Lydia looks uncharacteristically small on his bed, even if she has readily taken possession of it with the length of her body and her bare feet.

"No scent," she mutters, still winding the red yarn tight around her finger. "No bomb. And I got you in trouble."

He looks briefly in her eyes, and the way they've darken in the yellowish blue light of his bedroom makes him lower his. The string is wrapped tight around her pointer finger, and he can see that the tip is already starting to redden.

"Okay, look," he says in a low voice. "Barrow was there. All right? You knew it. You felt it."

He hates that she feels so down, and he really wants her to look at herself and see what he's always seeing, see how amazing and brilliant she is, in any circumstances. So he puts in his tone all his trust in her and her brain, which he can now say, as he already did in sixth grade but with actual proof, is her best feature.

His voice may be too loving, and his eyes too soft, but that ultimately isn't very important when she purses her lips around a thin smile and looks away. He figures that's good, that he's done his job, if only because she doesn't pick the thread up again, lets it laying flat where it is on the bed.

He begins to fiddle with the green marker in his hand, because it's more bearable to exist under her gaze when he doesn't have to meet it. _Apple scented!_ the sticker brags, and even though he knows it's a far cry from the real smell, he can't help but pass it slightly under his nose.

It makes him think about that time they were discussing inhalants danger in chemistry, and she kept rolling her eyes at the teacher. Afterwards she'd told him he wasn't being nearly as nuanced as he should have been, considering where the researches were, and that sniffing chemicals in markers and sharpies isn't—

"Get up," he says. "Get up now. We're going to the school."

 _4\. Full of strong emotion, passionate_

Every step hurts, and Stiles just wants to stop and curl into a ball on the floor, though the very idea of forcing his limbs in such a tight position makes him nauseous. He keeps glancing at Lydia, at her tight and closed face, the way she scrunches up her eyebrows and bits her lips under his weight.
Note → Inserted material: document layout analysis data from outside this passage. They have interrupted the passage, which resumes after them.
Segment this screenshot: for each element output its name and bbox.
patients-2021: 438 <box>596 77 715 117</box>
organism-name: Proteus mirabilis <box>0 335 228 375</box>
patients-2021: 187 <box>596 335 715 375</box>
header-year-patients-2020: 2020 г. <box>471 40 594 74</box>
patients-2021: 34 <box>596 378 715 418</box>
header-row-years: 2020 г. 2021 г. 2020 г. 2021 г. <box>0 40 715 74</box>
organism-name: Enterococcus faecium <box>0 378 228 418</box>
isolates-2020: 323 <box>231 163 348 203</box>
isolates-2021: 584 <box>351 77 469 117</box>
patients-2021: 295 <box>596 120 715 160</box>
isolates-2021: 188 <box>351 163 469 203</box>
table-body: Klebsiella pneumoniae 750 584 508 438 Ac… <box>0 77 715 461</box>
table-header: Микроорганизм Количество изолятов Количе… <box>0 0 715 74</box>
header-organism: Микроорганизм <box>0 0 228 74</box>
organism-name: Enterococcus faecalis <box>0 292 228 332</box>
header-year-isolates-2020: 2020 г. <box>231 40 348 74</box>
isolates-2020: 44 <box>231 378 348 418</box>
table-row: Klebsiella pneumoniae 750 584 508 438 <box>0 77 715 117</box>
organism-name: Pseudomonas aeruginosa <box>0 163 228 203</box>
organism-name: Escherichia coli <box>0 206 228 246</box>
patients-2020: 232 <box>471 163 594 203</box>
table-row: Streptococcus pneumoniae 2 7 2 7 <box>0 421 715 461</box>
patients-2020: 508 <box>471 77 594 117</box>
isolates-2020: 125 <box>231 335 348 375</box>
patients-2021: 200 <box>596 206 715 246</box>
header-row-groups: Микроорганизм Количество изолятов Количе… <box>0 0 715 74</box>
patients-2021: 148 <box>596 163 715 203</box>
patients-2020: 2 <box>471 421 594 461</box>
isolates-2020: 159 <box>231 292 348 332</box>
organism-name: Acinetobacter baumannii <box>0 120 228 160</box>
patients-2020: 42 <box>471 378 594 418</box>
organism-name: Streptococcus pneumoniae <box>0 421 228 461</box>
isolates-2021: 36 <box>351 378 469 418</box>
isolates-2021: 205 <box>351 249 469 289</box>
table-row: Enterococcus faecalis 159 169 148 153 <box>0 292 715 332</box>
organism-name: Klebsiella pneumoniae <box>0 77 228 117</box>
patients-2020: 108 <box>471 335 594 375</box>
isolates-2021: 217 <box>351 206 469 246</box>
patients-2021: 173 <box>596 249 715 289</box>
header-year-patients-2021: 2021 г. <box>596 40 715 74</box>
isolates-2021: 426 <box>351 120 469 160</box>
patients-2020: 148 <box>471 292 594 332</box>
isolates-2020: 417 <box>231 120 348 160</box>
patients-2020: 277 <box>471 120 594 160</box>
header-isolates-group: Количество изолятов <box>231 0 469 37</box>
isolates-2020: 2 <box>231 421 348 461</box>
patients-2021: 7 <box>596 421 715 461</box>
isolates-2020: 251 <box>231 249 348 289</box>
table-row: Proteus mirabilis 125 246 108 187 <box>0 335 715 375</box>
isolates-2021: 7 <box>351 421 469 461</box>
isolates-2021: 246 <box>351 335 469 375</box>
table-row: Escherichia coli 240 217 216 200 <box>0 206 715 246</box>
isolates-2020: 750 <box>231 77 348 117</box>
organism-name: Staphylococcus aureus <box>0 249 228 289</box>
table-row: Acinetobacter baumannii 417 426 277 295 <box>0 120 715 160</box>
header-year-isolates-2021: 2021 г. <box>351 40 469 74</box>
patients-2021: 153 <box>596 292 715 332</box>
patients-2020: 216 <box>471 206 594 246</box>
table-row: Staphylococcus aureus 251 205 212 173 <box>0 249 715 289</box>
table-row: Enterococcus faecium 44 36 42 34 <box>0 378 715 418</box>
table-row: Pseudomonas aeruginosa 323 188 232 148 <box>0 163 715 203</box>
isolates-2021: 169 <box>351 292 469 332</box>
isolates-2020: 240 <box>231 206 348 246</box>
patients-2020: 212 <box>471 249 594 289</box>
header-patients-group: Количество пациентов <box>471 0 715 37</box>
"Sorry," he says breathlessly when she trips after him. "Wait, did you sprain—"

She rotates her ankle in her heeled boots but doesn't stop.

"Come on," she mutters, eyes fixed on Scott and Kira who jog ahead. "Come on, Stiles."

He's not sure he has ever heard her sound so anxious, so he complies, one foot after the other, basking in the warmth her hands spread on his back and his hip.

.

He only leaves her side to pick the the sword up.

"Stiles, no!" He hears Scott yells from far away. There's no reason for him to sound so muffled, and the only thing Stiles can think of is that he's _dying_.

He lifts the sword with shaky hands, and puts the tip of the blade against his stomach, feeling the cold seep from the point to his new skin.

He can see Lydia's shivering reflection on the metal, fiery red in the black and white world, crowned by the snow that drifts gently onto her hair. He crosses her gaze on the blade, because he can't bring himself to lift his eyes to her face.

"What if it saves you?" he says, and he tries not to feel like he's only talking to her. His breath blurs her image on the sword. "What if it saves all of you?"

"What if it's just another trick?" she cries out, sounding nearly as breathless as him.

The wind blows over the Nogitsune's scratchy voice, but Stiles doesn't listen. He keeps his eyes on Lydia's reflected face, follows the way her hair fly around her face when she silently shakes her head, urging him not to do it and _put the sword down Stiles_ and _there has to be another way out_.

"You have no moves left," the Nogitsune hisses.

Lydia's face crumples and she claps her hands on her mouth, as if to block her screams when they come.

Stiles lifts his head. He wants to tell her a million things, most of all _I'm sorry_ and _I love you_ (and the fact that he's not sure of the order scares him), but his parched lips won't open.

When he looks back down, shivering, he searches for Lydia again, but she doesn't appear on the blade anymore—maybe she's moved, or he's angling the sword differently. Instead, he can make out the faint outline of an econ book, lying in the snow behind him.

"I do," he says, and he can hear Lydia's lonely sob when he lowers the blade. "A divine move."